Washington, Purna Warta – Bank Dunia telah mengakhiri larangannya atas pendanaan proyek energi nuklir di negara-negara berkembang, sebagai bagian dari perubahan yang lebih luas untuk memenuhi permintaan listrik yang melonjak.

Presiden Bank Dunia Ajay Banga mengumumkan perubahan kebijakan tersebut melalui email kepada staf setelah rapat dewan pada hari Selasa. Dewan mendukung pencabutan larangan proyek nuklir tetapi tetap terbagi dalam mendukung investasi gas alam hulu.

Banga mengatakan diskusi tentang gas alam sedang berlangsung, dengan memperhatikan kompleksitas masalah tersebut. “Kami telah membuat kemajuan nyata menuju jalur yang jelas ke depan dalam penyediaan listrik sebagai penggerak pembangunan,” katanya.

Bank Dunia telah menghentikan pendanaan nuklir pada tahun 2013 dan proyek minyak dan gas hulu yang dimulai pada tahun 2019, meskipun terus mendukung gas di negara-negara termiskin.

Perubahan kebijakan baru ini terjadi karena permintaan listrik di negara-negara berkembang diproyeksikan meningkat lebih dari dua kali lipat pada tahun 2035.

Untuk memenuhi kebutuhan tersebut, diperlukan lebih dari dua kali lipat investasi tahunan saat ini sebesar $280 miliar untuk pembangkitan, jaringan, dan penyimpanan.

Amerika Serikat, pemegang saham terbesar bank tersebut, telah lama berupaya untuk mengakhiri larangan nuklir.

Presiden AS Donald Trump, yang keluar dari Perjanjian Paris di awal masa jabatannya, telah mendukung kebijakan energi yang lebih luas untuk negara-negara berkembang.

Dua puluh delapan negara saat ini menggunakan tenaga nuklir, dengan 10 negara lainnya bersiap untuk memulai dan 10 negara lainnya mungkin siap pada tahun 2030, menurut Energy for Growth Hub dan Third Way.

Bank Dunia berencana untuk berkoordinasi dengan Badan Tenaga Atom Internasional mengenai kerangka kerja keselamatan, keamanan, dan peraturan. Bank Dunia juga akan mendukung perpanjangan umur reaktor yang ada, peningkatan jaringan, dan eksplorasi reaktor modular kecil.

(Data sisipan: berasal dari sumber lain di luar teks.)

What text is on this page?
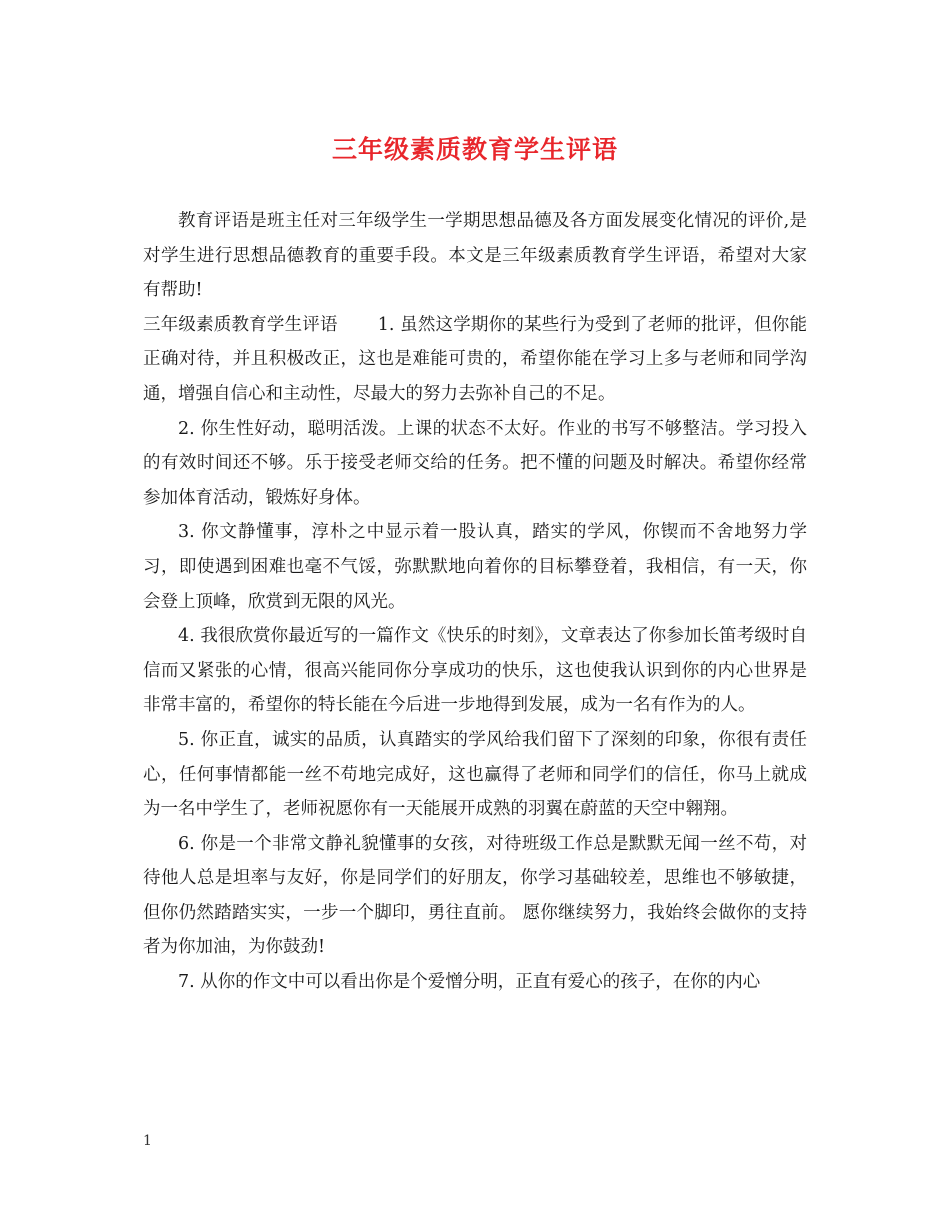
三年级素质教育学生评语

教育评语是班主任对三年级学生一学期思想品德及各方面发展变化情况的评价,是对学生进行思想品德教育的重要手段。本文是三年级素质教育学生评语，希望对大家有帮助!

三年级素质教育学生评语 1. 虽然这学期你的某些行为受到了老师的批评，但你能正确对待，并且积极改正，这也是难能可贵的，希望你能在学习上多与老师和同学沟通，增强自信心和主动性，尽最大的努力去弥补自己的不足。

2. 你生性好动，聪明活泼。上课的状态不太好。作业的书写不够整洁。学习投入的有效时间还不够。乐于接受老师交给的任务。把不懂的问题及时解决。希望你经常参加体育活动，锻炼好身体。

3. 你文静懂事，淳朴之中显示着一股认真，踏实的学风，你锲而不舍地努力学习，即使遇到困难也毫不气馁，弥默默地向着你的目标攀登着，我相信，有一天，你会登上顶峰，欣赏到无限的风光。

4. 我很欣赏你最近写的一篇作文《快乐的时刻》，文章表达了你参加长笛考级时自信而又紧张的心情，很高兴能同你分享成功的快乐，这也使我认识到你的内心世界是非常丰富的，希望你的特长能在今后进一步地得到发展，成为一名有作为的人。

5. 你正直，诚实的品质，认真踏实的学风给我们留下了深刻的印象，你很有责任心，任何事情都能一丝不苟地完成好，这也赢得了老师和同学们的信任，你马上就成为一名中学生了，老师祝愿你有一天能展开成熟的羽翼在蔚蓝的天空中翱翔。

6. 你是一个非常文静礼貌懂事的女孩，对待班级工作总是默默无闻一丝不苟，对待他人总是坦率与友好，你是同学们的好朋友，你学习基础较差，思维也不够敏捷，但你仍然踏踏实实，一步一个脚印，勇往直前。 愿你继续努力，我始终会做你的支持者为你加油，为你鼓劲!

7. 从你的作文中可以看出你是个爱憎分明，正直有爱心的孩子，在你的内心

1
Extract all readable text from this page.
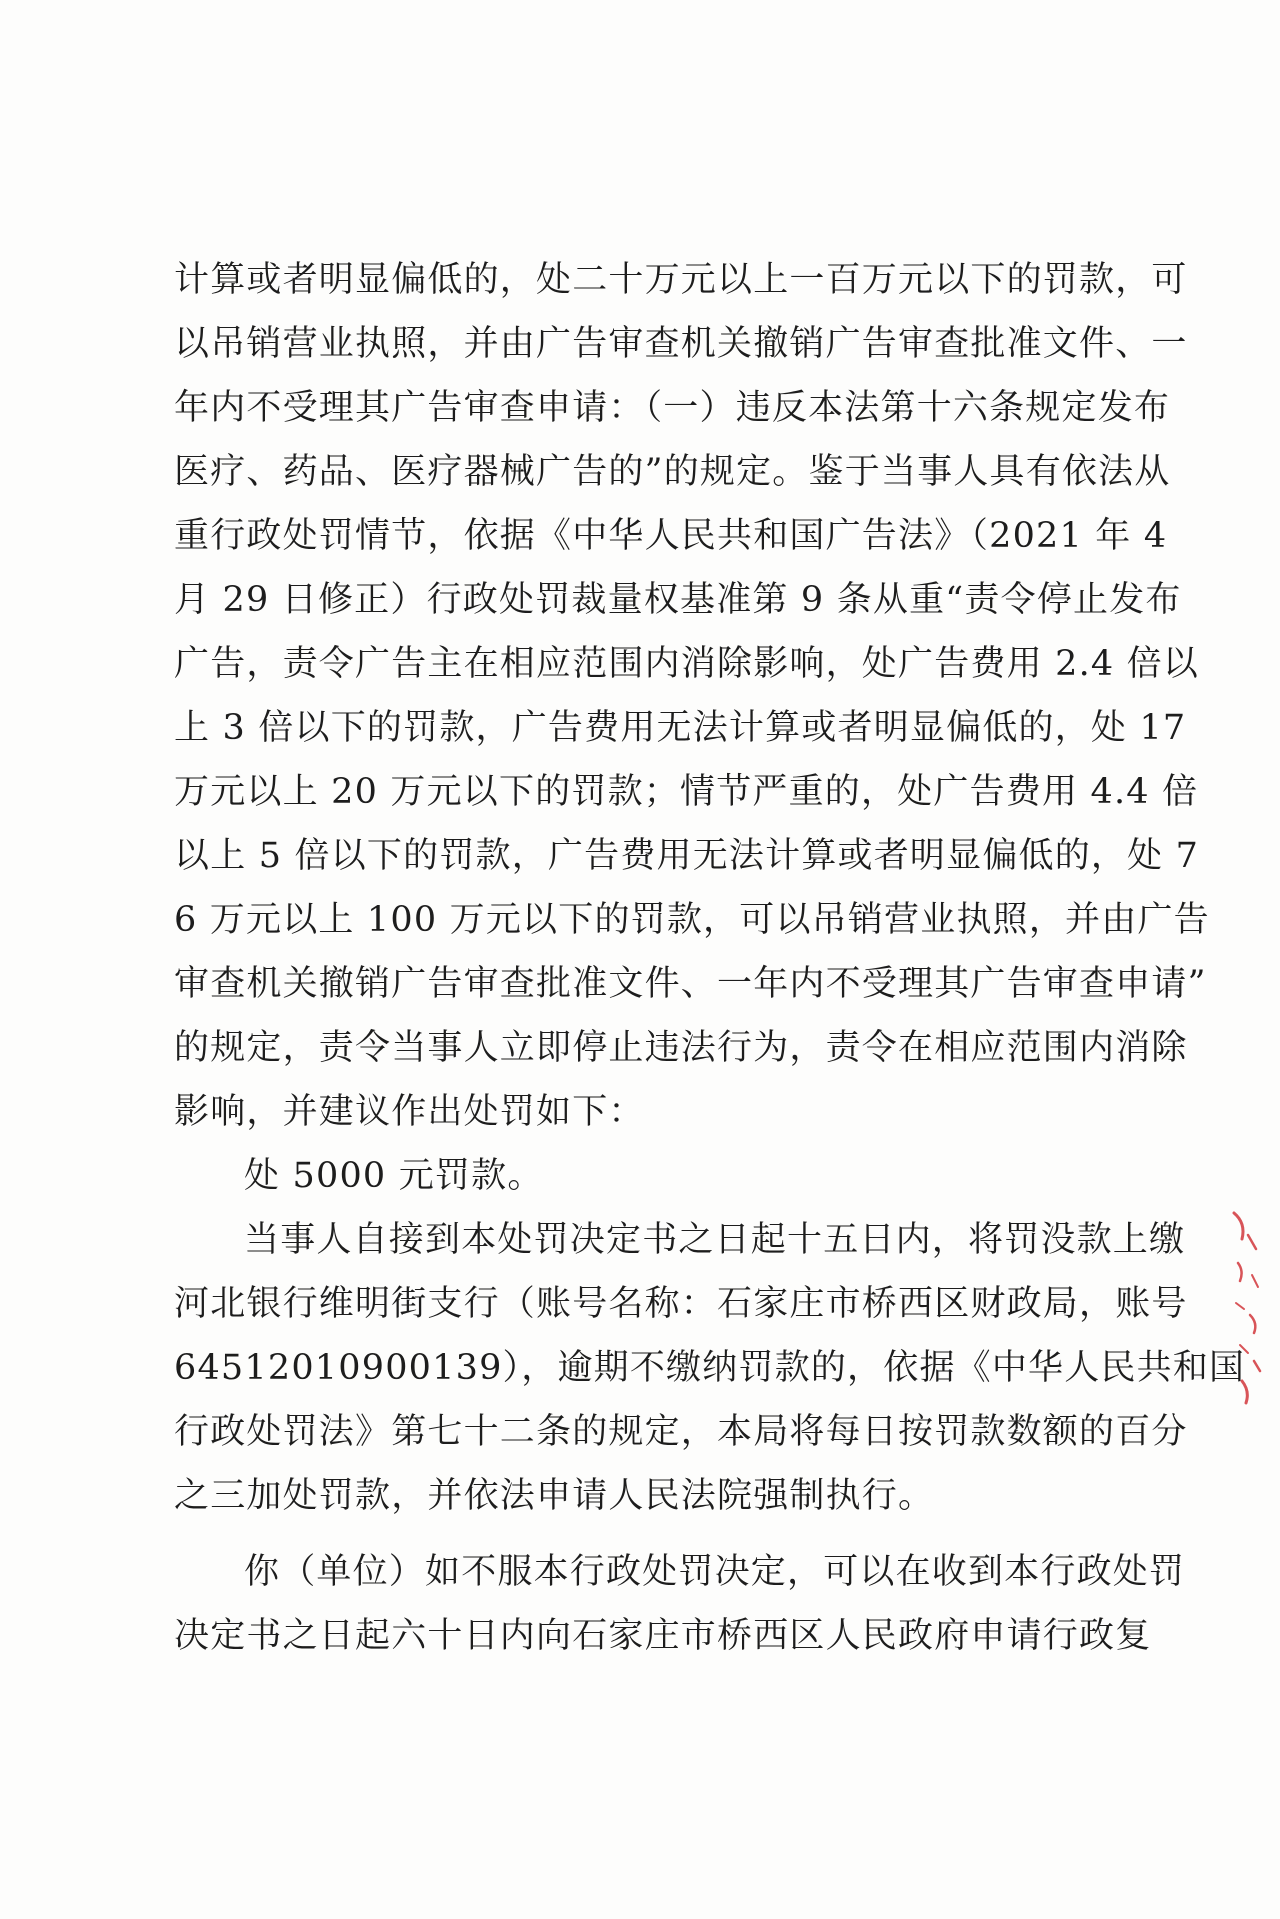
计算或者明显偏低的，处二十万元以上一百万元以下的罚款，可
以吊销营业执照，并由广告审查机关撤销广告审查批准文件、一
年内不受理其广告审查申请：（一）违反本法第十六条规定发布
医疗、药品、医疗器械广告的”的规定。鉴于当事人具有依法从
重行政处罚情节，依据《中华人民共和国广告法》（2021 年 4
月 29 日修正）行政处罚裁量权基准第 9 条从重“责令停止发布
广告，责令广告主在相应范围内消除影响，处广告费用 2.4 倍以
上 3 倍以下的罚款，广告费用无法计算或者明显偏低的，处 17
万元以上 20 万元以下的罚款；情节严重的，处广告费用 4.4 倍
以上 5 倍以下的罚款，广告费用无法计算或者明显偏低的，处 7
6 万元以上 100 万元以下的罚款，可以吊销营业执照，并由广告
审查机关撤销广告审查批准文件、一年内不受理其广告审查申请”
的规定，责令当事人立即停止违法行为，责令在相应范围内消除
影响，并建议作出处罚如下：
处 5000 元罚款。
当事人自接到本处罚决定书之日起十五日内，将罚没款上缴
河北银行维明街支行（账号名称：石家庄市桥西区财政局，账号
64512010900139），逾期不缴纳罚款的，依据《中华人民共和国
行政处罚法》第七十二条的规定，本局将每日按罚款数额的百分
之三加处罚款，并依法申请人民法院强制执行。
你（单位）如不服本行政处罚决定，可以在收到本行政处罚
决定书之日起六十日内向石家庄市桥西区人民政府申请行政复
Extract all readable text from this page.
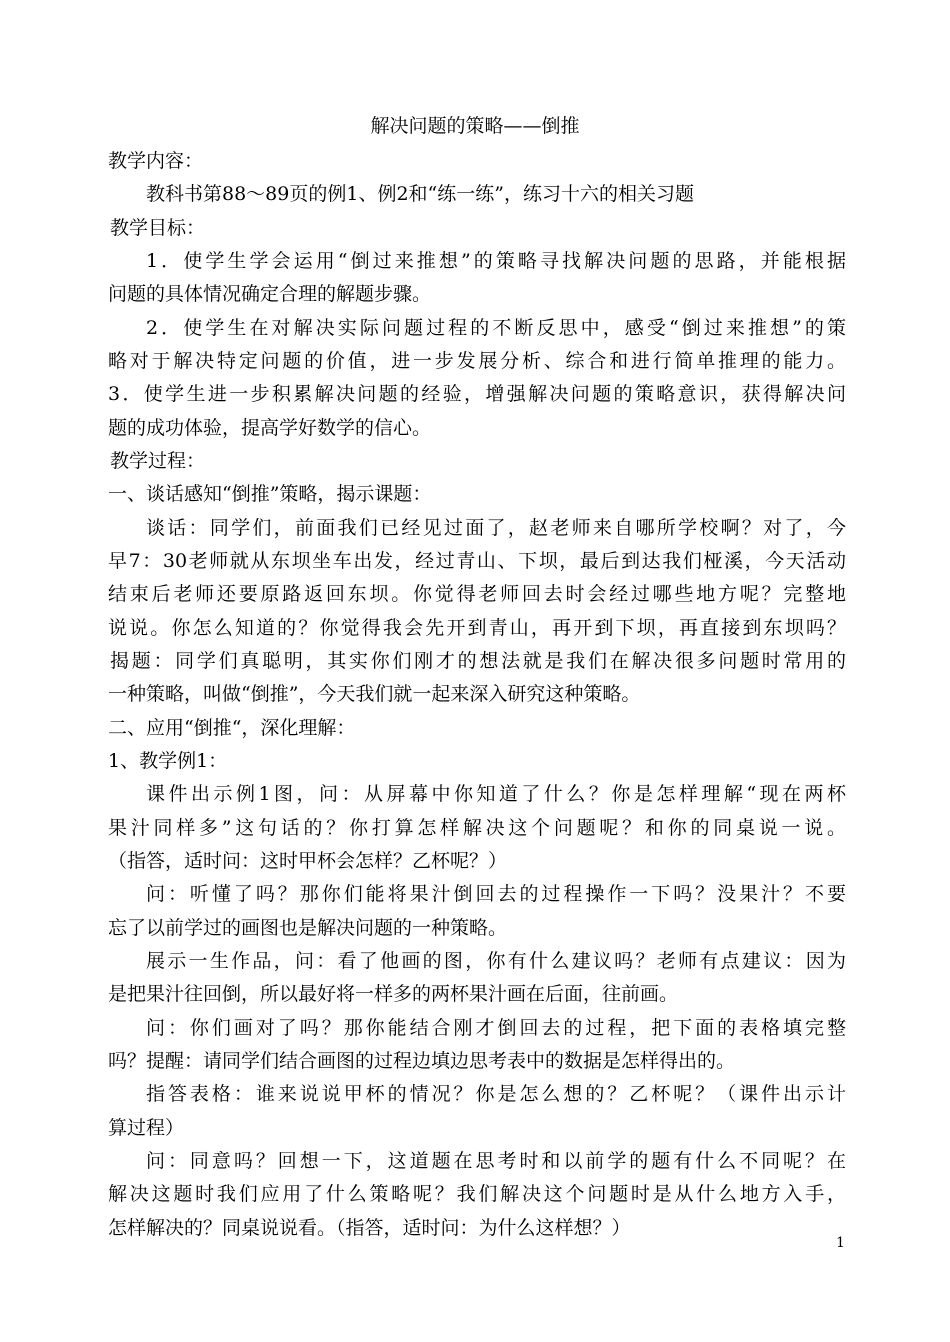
解决问题的策略——倒推
教学内容：
教科书第88～89页的例1、例2和“练一练”，练习十六的相关习题
教学目标：
1．使学生学会运用“倒过来推想”的策略寻找解决问题的思路，并能根据
问题的具体情况确定合理的解题步骤。
2．使学生在对解决实际问题过程的不断反思中，感受“倒过来推想”的策
略对于解决特定问题的价值，进一步发展分析、综合和进行简单推理的能力。
3．使学生进一步积累解决问题的经验，增强解决问题的策略意识，获得解决问
题的成功体验，提高学好数学的信心。
教学过程：
一、谈话感知“倒推”策略，揭示课题：
谈话：同学们，前面我们已经见过面了，赵老师来自哪所学校啊？对了，今
早7：30老师就从东坝坐车出发，经过青山、下坝，最后到达我们桠溪，今天活动
结束后老师还要原路返回东坝。你觉得老师回去时会经过哪些地方呢？完整地
说说。你怎么知道的？你觉得我会先开到青山，再开到下坝，再直接到东坝吗？
揭题：同学们真聪明，其实你们刚才的想法就是我们在解决很多问题时常用的
一种策略，叫做“倒推”，今天我们就一起来深入研究这种策略。
二、应用“倒推“，深化理解：
1、教学例1：
课件出示例1图，问：从屏幕中你知道了什么？你是怎样理解“现在两杯
果汁同样多”这句话的？你打算怎样解决这个问题呢？和你的同桌说一说。
（指答，适时问：这时甲杯会怎样？乙杯呢？）
问：听懂了吗？那你们能将果汁倒回去的过程操作一下吗？没果汁？不要
忘了以前学过的画图也是解决问题的一种策略。
展示一生作品，问：看了他画的图，你有什么建议吗？老师有点建议：因为
是把果汁往回倒，所以最好将一样多的两杯果汁画在后面，往前画。
问：你们画对了吗？那你能结合刚才倒回去的过程，把下面的表格填完整
吗？提醒：请同学们结合画图的过程边填边思考表中的数据是怎样得出的。
指答表格：谁来说说甲杯的情况？你是怎么想的？乙杯呢？（课件出示计
算过程）
问：同意吗？回想一下，这道题在思考时和以前学的题有什么不同呢？在
解决这题时我们应用了什么策略呢？我们解决这个问题时是从什么地方入手，
怎样解决的？同桌说说看。（指答，适时问：为什么这样想？）
1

Namun, gas hulu tetap menjadi masalah yang kontroversial. Jerman, Prancis, dan Inggris belum mendukung pembalikan kebijakan secara penuh, menurut sumber yang mengetahui pembicaraan tersebut.

Pejabat pemerintahan Trump dan beberapa pakar berpendapat bahwa negara-negara berkembang harus mengakses opsi energi yang terjangkau, karena negara-negara kaya masih menggunakan bahan bakar fosil.

Para pendukung iklim memperingatkan bahwa proyek nuklir dan gas baru dapat merusak tujuan iklim dan mengalihkan sumber daya dari energi terbarukan.

Perdana Menteri Barbados Mia Mottley mengatakan, “Nol bersih tidak berarti bebas bahan bakar fosil. Itu berarti, tetap saja, akan ada 20% energi yang berasal dari bahan bakar fosil. Kita tahu gas alam adalah bahan bakar bersih itu.”

Banga mengatakan strategi baru tersebut memberi negara-negara fleksibilitas dalam memilih sumber energi—tenaga surya, angin, panas bumi, hidro, gas alam, atau nuklir—berdasarkan kebutuhan nasional.

Bank akan terus mendanai proyek gas midstream dan hilir yang paling hemat biaya dan konsisten dengan tujuan pembangunan dan iklim.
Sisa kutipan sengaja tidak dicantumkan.